Caroline Hooley, National Grid’s Corporate Responsibility & Sponsorships Manager, showcased the company’s Shared Value approach at the world’s leading corporate citizenship conference. The event confirmed that our aim of aligning more closely with society to achieve common goals is matched by leading global brands.
Sharing our vision
“We share similar thoughts on the direction corporate responsibility needs to take. This includes the importance of having a long-term strategy and the ability to be flexible.”
Caroline Hooley, National Grid’s Corporate Responsibility & Sponsorships Manager
"Events like this conference help to keep us focused on delivering on our brand promise ‘Here with you. Here for you’."
Source: Mauri Myers-Solages, Manager, New York Corporate Citizenship
This was the first time I had attended the International Corporate Citizenship Conference in Los Angeles and I was impressed by the commitment of the 700-plus corporate responsibility professionals from around the world who attended the two-day event.
This conference is the ‘go-to’ event for the global corporate responsibility community and proved an ideal platform through which I could promote our Shared Value approach.
The theme of this year’s conference in Los Angeles was Adaptable Leadership and the importance of companies recognising that the path to achieving their goals can’t be rigid. You have to take advantage of opportunities and be able to steer around barriers you might find on your path.

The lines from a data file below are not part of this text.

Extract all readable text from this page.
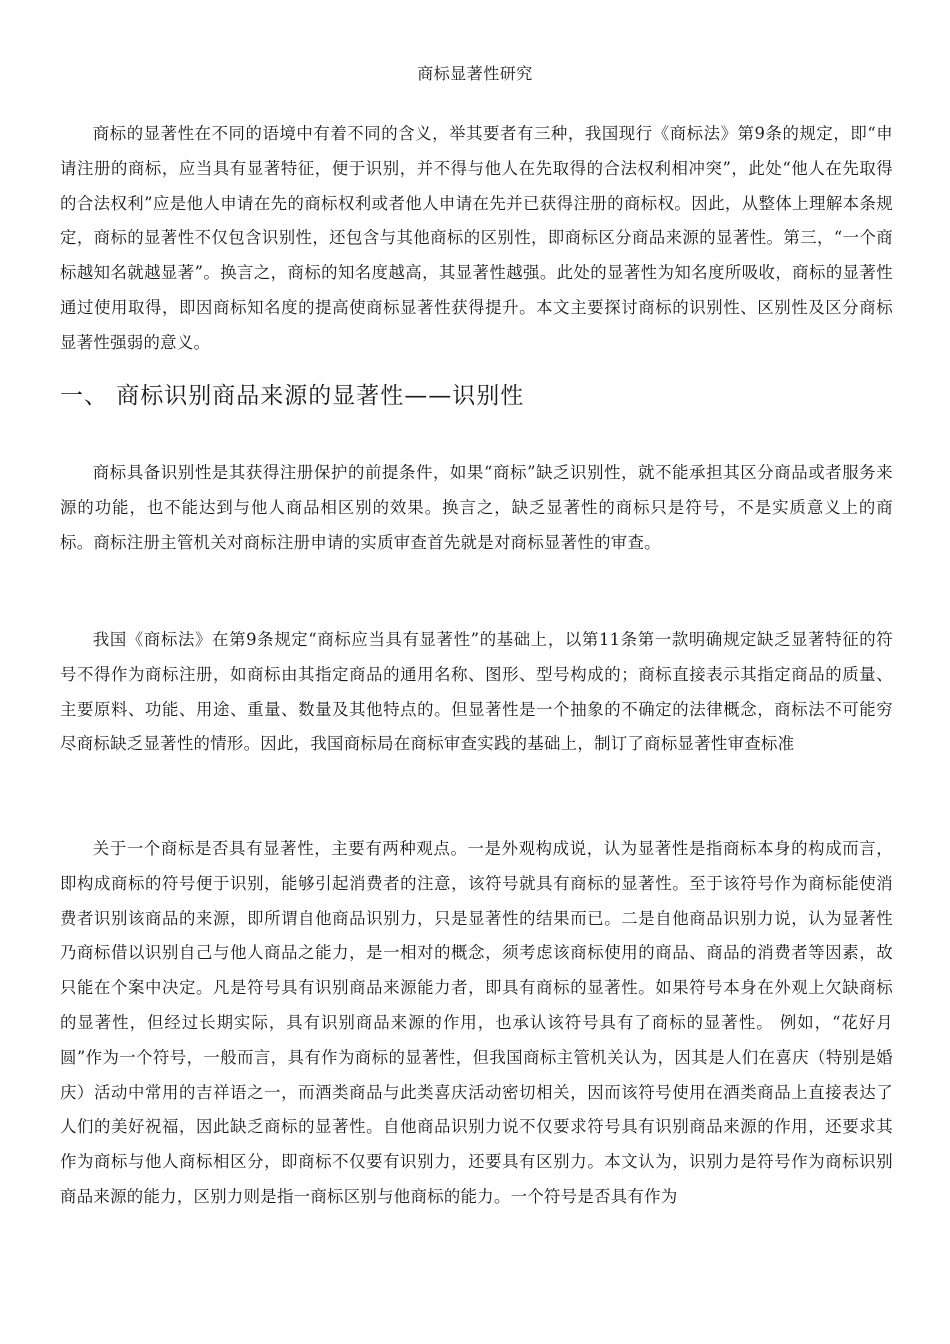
商标显著性研究

商标的显著性在不同的语境中有着不同的含义，举其要者有三种，我国现行《商标法》第9条的规定，即“申请注册的商标，应当具有显著特征，便于识别，并不得与他人在先取得的合法权利相冲突”，此处“他人在先取得的合法权利”应是他人申请在先的商标权利或者他人申请在先并已获得注册的商标权。因此，从整体上理解本条规定，商标的显著性不仅包含识别性，还包含与其他商标的区别性，即商标区分商品来源的显著性。第三，“一个商标越知名就越显著”。换言之，商标的知名度越高，其显著性越强。此处的显著性为知名度所吸收，商标的显著性通过使用取得，即因商标知名度的提高使商标显著性获得提升。本文主要探讨商标的识别性、区别性及区分商标显著性强弱的意义。

一、 商标识别商品来源的显著性——识别性

商标具备识别性是其获得注册保护的前提条件，如果“商标”缺乏识别性，就不能承担其区分商品或者服务来源的功能，也不能达到与他人商品相区别的效果。换言之，缺乏显著性的商标只是符号，不是实质意义上的商标。商标注册主管机关对商标注册申请的实质审查首先就是对商标显著性的审查。

我国《商标法》在第9条规定“商标应当具有显著性”的基础上，以第11条第一款明确规定缺乏显著特征的符号不得作为商标注册，如商标由其指定商品的通用名称、图形、型号构成的；商标直接表示其指定商品的质量、主要原料、功能、用途、重量、数量及其他特点的。但显著性是一个抽象的不确定的法律概念，商标法不可能穷尽商标缺乏显著性的情形。因此，我国商标局在商标审查实践的基础上，制订了商标显著性审查标准

关于一个商标是否具有显著性，主要有两种观点。一是外观构成说，认为显著性是指商标本身的构成而言，即构成商标的符号便于识别，能够引起消费者的注意，该符号就具有商标的显著性。至于该符号作为商标能使消费者识别该商品的来源，即所谓自他商品识别力，只是显著性的结果而已。二是自他商品识别力说，认为显著性乃商标借以识别自己与他人商品之能力，是一相对的概念，须考虑该商标使用的商品、商品的消费者等因素，故只能在个案中决定。凡是符号具有识别商品来源能力者，即具有商标的显著性。如果符号本身在外观上欠缺商标的显著性，但经过长期实际，具有识别商品来源的作用，也承认该符号具有了商标的显著性。 例如，“花好月圆”作为一个符号，一般而言，具有作为商标的显著性，但我国商标主管机关认为，因其是人们在喜庆（特别是婚庆）活动中常用的吉祥语之一，而酒类商品与此类喜庆活动密切相关，因而该符号使用在酒类商品上直接表达了人们的美好祝福，因此缺乏商标的显著性。自他商品识别力说不仅要求符号具有识别商品来源的作用，还要求其作为商标与他人商标相区分，即商标不仅要有识别力，还要具有区别力。本文认为，识别力是符号作为商标识别商品来源的能力，区别力则是指一商标区别与他商标的能力。一个符号是否具有作为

National Grid’s approach to corporate responsibility perfectly illustrated this theme as we are adaptable to change, have a long-term strategy in place and, crucially, we understand the inter-connection between business goals and the wishes of society and the communities we serve.
Keep it simple
A very strong point raised at the conference is that everyone is doing too much. In other words, we have to be selective in the way we approach corporate responsibility. Delegates agreed that the way successful companies tackle this is to identify a few key programmes that will make the most difference and concentrate on these.
You need to have a ‘signature’ programme that provides a simple, identifiable focus for your corporate responsibility activities. This allows employees to engage their own passion for corporate responsibility within a structure that channels their enthusiasm.

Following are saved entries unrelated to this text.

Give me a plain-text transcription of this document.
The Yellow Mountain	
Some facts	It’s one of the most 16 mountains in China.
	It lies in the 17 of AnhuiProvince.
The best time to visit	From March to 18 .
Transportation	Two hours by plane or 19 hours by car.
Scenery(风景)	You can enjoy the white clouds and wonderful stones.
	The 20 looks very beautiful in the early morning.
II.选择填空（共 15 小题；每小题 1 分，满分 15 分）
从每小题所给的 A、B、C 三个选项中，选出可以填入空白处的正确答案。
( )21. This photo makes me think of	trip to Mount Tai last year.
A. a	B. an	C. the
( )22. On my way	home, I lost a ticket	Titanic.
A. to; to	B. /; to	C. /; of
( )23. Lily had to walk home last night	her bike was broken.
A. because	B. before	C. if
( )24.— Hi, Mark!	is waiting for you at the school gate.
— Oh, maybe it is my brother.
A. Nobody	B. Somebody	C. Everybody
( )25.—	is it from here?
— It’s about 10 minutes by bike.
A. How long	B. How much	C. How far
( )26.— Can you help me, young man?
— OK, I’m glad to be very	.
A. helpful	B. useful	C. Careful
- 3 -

A great example of how we are being more selective is our extensive support for City Year, a charity that encourages young people to volunteer for projects that will benefit deprived areas. While I was in the US, I took the opportunity to visit the organisation’s headquarters in Boston and discuss how we can tell our Team National Grid City Year story to employees and externally.

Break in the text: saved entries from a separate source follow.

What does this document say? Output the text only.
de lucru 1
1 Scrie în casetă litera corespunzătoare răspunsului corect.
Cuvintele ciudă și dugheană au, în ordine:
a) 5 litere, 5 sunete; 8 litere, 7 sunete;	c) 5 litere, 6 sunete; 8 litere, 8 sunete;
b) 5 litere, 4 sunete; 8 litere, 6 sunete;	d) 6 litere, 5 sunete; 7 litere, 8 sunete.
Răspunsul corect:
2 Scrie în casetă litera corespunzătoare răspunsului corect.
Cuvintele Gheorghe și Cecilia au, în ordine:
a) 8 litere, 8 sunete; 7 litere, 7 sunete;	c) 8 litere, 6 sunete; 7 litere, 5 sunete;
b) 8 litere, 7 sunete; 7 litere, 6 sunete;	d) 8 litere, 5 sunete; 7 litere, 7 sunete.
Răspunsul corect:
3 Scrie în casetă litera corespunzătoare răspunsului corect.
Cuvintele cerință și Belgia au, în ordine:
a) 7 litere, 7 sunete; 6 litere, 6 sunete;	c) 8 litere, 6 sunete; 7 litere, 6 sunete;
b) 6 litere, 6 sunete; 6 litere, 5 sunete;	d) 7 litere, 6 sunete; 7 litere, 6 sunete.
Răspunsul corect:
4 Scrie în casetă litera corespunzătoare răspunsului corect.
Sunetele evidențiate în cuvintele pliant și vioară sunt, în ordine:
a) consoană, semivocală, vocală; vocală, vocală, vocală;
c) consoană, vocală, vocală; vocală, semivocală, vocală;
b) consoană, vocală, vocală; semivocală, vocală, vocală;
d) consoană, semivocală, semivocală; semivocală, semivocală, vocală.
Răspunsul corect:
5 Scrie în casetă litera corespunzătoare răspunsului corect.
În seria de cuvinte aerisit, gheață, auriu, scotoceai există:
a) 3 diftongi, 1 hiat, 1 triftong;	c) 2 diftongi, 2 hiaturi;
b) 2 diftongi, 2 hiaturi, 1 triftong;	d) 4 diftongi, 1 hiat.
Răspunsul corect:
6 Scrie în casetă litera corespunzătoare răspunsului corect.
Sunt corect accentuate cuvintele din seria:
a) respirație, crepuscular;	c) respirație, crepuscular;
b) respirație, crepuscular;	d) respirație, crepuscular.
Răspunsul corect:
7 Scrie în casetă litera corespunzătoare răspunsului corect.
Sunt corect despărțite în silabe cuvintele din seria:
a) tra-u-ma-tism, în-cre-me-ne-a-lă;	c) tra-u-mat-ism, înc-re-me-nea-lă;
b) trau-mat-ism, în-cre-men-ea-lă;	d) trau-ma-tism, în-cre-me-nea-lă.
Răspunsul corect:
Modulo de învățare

My session at the conference was on Corporate Responsibility in 2020 and it received a very positive response from the 100 delegates during the 90-minute discussion. I joined a panel with the Director of Sustainability at Dell and the Director of Citizenship at MetLife. Our facilitator was corporate responsibility expert Susan McPherson.
They say a good conference speech should grab people’s attention from the start, so I kicked off mine with our Making Connections animation. Companies were invited to submit corporate responsibility themed films for a film festival held during the conference, although ours missed out on an ‘Oscar’!
I talked about how we developed our long-term strategy to create value for both National Grid and society. Looking ahead at trends to 2020, I also highlighted the need for business to work with society to develop greater resilience, to be more responsible and to be a great place to work.
When discussing our approach with senior influencers from large organisations, it became clear to me that we share similar thoughts on the direction corporate responsibility needs to take.
This includes the importance of having a long-term strategy and the ability to be flexible. The feedback I received from other corporate responsibility experts is that our approach addresses society’s challenges and the needs of business.
It’s great to learn that we are on the same wavelength as major organisations, such as Dell, Fedex and Walt Disney, who also understand the value that corporate responsibility brings to the bottom line.
Benefits of citizenship support
Mauri Myers-Solages, Manager, New York Corporate Citizenship – who regularly attends the International Corporate Citizenship Conference and drives National Grid’s long association with event organiser, the Boston College Center of Corporate Citizenship – offers her thoughts on the event.
“We’ve been members of the Center for more than 10 years. We were keen to be involved because they have created a space to address how corporate responsibility impacts upon businesses and, like us, they understand the importance of aligning practices with your core competencies.
“It was a little unusual to have a utilities company participate, but I believe National Grid leads the way in corporate citizenship in this sector in the US. We have helped set the tone in terms of developing partnerships and support programmes. It demonstrates National Grid’s commitment to inspire and attract tomorrow’s engineers and energy industry professionals.
“The Center’s best-practice information and detailed research provides us with an invaluable resource that has helped to shape our corporate-giving strategy.
“The people we serve are definitely taking notice of our community engagement and commitment to things that affect their quality of life. This includes external stakeholders, especially in government and the not for profit sector, as well as internally, where employees feel proud to work for a company that is present in the communities where they live.
“Events like this conference help to keep us focused on delivering on our brand promise ‘Here with you. Here for you’. And it was really great to have Caroline attend and present our vision. She reinforced the importance of sustaining a corporate citizenship programme that is integrated into our business goals on both sides of the pond.”